We'll it's official....Bulky Item pick-up is by appointment only now. For those of you who don't know Bulky Item pick-up is basically the trash truck with a claw on it and it would come on the eighth day of every even month without fail. That's when an unofficial, but yet official, contest would take place between my neighbor and myself to see whose junk got taken first. Because let's face it that's how I would look at what I put out there until one day I saw that all my neighbors stuff was getting taken away. And not by the claw truck!

There are people who actually come out in their cars and trucks to canvas the neighborhood for items put out that we may consider unworthy but others see as treasure. That's when the contest started......

Now let me throw a bone out there by saying my neighbors are updating their home so they have items like fencing and cabinets and tile so they had some good stuff.

I, on the other hand, have stuff like....broken toys, a pool with holes in it, need I say more....but I was starting to get a little upset that my stuff wasn't getting picked over. That's when I started looking around and well that's when the contest started. My neighbor would take out a mirror and I would haul out a chair. Perhaps my neighbor would take out a piece of wood and I would haul out a desk. You see where this is going?

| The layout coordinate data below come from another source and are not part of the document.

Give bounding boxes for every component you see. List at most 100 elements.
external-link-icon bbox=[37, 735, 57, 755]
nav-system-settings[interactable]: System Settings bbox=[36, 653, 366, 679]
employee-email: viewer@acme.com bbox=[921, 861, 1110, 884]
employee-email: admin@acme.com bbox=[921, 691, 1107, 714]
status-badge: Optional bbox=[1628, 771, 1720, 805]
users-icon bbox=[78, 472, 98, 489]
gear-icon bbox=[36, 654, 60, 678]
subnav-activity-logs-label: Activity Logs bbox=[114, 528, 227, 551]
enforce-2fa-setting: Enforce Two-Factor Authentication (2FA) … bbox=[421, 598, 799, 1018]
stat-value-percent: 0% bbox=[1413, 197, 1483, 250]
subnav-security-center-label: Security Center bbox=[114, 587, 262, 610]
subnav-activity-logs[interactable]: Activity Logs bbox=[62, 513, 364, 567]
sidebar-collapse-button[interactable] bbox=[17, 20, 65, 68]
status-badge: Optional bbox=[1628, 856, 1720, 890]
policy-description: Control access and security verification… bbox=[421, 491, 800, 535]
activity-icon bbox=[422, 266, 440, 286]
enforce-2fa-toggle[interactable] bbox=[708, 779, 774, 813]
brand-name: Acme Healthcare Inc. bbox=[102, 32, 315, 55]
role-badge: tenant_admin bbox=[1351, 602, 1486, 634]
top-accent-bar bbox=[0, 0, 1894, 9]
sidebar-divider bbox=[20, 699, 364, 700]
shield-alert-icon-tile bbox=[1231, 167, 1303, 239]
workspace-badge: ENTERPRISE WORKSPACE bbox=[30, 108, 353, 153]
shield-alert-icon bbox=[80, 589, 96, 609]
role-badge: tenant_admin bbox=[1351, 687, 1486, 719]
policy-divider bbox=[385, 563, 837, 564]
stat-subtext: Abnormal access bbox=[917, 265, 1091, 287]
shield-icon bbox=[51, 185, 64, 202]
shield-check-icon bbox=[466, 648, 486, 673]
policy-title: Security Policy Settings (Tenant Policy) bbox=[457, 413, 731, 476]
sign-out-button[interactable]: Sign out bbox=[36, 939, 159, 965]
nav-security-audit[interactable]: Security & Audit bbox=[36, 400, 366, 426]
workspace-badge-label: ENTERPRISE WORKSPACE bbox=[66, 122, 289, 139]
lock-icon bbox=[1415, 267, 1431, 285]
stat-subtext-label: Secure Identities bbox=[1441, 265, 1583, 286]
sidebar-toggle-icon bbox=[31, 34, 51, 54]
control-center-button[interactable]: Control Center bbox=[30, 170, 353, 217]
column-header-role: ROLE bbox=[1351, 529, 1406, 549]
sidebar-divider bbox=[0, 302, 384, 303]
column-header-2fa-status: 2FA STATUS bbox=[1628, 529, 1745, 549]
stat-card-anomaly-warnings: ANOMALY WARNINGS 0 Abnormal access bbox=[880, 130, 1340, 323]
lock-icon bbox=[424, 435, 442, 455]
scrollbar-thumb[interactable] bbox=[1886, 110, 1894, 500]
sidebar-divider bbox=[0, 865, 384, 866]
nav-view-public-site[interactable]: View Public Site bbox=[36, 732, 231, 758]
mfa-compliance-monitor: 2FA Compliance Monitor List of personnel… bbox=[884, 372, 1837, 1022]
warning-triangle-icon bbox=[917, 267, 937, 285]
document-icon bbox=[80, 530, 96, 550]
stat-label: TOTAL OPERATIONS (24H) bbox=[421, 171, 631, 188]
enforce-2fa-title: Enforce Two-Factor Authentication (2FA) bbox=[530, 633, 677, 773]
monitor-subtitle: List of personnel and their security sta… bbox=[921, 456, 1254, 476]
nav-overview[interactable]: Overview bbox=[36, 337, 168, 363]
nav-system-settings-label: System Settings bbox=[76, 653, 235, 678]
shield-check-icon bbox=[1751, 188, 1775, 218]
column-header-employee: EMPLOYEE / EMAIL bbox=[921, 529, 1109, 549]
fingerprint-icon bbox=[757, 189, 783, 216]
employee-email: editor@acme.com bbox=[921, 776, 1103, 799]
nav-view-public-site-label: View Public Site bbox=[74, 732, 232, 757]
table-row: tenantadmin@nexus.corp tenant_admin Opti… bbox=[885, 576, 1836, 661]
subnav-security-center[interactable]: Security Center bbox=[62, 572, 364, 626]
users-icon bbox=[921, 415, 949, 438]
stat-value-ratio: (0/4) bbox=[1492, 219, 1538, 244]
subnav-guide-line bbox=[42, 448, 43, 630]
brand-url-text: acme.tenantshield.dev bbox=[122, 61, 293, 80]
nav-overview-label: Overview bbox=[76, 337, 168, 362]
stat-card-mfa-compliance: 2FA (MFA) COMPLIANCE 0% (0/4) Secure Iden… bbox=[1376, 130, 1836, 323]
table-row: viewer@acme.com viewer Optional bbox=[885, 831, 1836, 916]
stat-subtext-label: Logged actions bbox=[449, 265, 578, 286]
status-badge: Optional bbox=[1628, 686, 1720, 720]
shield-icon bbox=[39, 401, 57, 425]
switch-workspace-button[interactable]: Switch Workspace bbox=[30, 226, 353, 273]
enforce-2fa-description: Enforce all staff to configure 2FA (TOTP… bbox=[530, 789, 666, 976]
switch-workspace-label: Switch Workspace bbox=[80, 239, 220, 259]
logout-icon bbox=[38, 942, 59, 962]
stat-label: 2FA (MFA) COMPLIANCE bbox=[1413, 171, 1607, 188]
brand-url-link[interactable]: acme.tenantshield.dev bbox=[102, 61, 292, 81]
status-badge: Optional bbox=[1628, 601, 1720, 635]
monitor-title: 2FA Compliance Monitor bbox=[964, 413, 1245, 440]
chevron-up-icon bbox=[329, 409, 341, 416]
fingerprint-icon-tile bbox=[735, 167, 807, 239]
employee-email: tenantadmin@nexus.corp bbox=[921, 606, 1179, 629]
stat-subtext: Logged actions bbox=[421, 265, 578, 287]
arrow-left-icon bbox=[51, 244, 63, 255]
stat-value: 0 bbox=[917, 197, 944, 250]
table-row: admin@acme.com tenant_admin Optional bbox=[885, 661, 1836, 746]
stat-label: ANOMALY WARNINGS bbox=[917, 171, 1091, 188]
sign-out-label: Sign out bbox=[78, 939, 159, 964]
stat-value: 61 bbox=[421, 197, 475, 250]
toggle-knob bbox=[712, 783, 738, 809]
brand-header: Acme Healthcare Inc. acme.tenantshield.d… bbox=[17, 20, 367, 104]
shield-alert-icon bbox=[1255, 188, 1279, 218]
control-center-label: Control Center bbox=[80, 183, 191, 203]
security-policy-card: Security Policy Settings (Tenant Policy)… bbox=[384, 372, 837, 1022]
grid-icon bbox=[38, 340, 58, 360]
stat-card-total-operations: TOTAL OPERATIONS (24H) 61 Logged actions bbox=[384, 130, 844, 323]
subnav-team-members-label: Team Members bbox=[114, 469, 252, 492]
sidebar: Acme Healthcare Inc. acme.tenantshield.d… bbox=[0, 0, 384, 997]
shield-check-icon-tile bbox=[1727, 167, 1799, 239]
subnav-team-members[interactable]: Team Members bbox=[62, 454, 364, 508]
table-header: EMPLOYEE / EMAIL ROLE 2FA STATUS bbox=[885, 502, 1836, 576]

I was actually getting a kick out of this little game and now it has come to an end with a postcard that says:

1. Effective September 1, 2008 Large item collection services will change to an appointment based system."

WHAT!

2. Appointments must be made at least 48 hours in advance.

WHAT!!!!!!

3. Collections will not be made without an appointment."

WHAT, WHAT, WHAT?

My saint of a husband says I need to play a new game......who has a better lawn perhaps? I see mowing in my future.....


Wednesday, July 30, 2008

The Phone bill


Well I got my phone bill in the mail and quickly went into a menopause meltdown! It got worse when I realized that I really didn't understand how to read the bill. You know I may be the only person that doesn't really pay attention to the actual bill unless I notice an amount on there that requires me to dig for gold.

Well as any good person would do that doesn't want to lose their services I called the phone company and had a two hour smack down with them. FYI I lost. I waited patiently on hold and listened to promotions about new services. Which I found ironic since I obviously don't understand my current services. And then I was transfered 27thousand times (a bit of an exaggeration) and asked to repeat my problem 27 THOUSAND TIMES!

Little helper person: "How can I help you?"

Menopause Me: "There SEEMS to be a mistake on my bill."

Little helper person: "I can help you with that."

Menopause Me: "There are several amounts on my bill that I don't understand."

Little helper person: "I can help you with that."

Menopause Me: "OK"

Menopause Me: "Hello?"

Little helper person: "I'm looking at your bill"

Menopause Me: "Hello?"

Little helper person: "did you hear about our newest promotion?"

Impatient ME: "Y E S, But I'm calling about my bill"

Annoying helper person: "I'm looking at your bill."

Now I understand that there are services and things out there in "Phone world" that I don't understand but that is why I'm calling for help. And let me tell you I learned that I have lost my backbone. That little helper person is good! I mean I came out of that conversation with no understanding of my bill....other than I have to pay it....and the little helper person got me to cancel my satellite and sold me on a new service for their version of cable. Their coming to install it today. I think my bill will be less but I was so confused by the time we were done that I really couldn't tell you. I know that my children have been cut off from use of the internet on their cell phones. They said "Thank you" when I told them. "Thank you?" I said...yes sometimes we ACCIDENTALLY get on there. Ummm would that be 27 THOUSAND ACCIDENTS?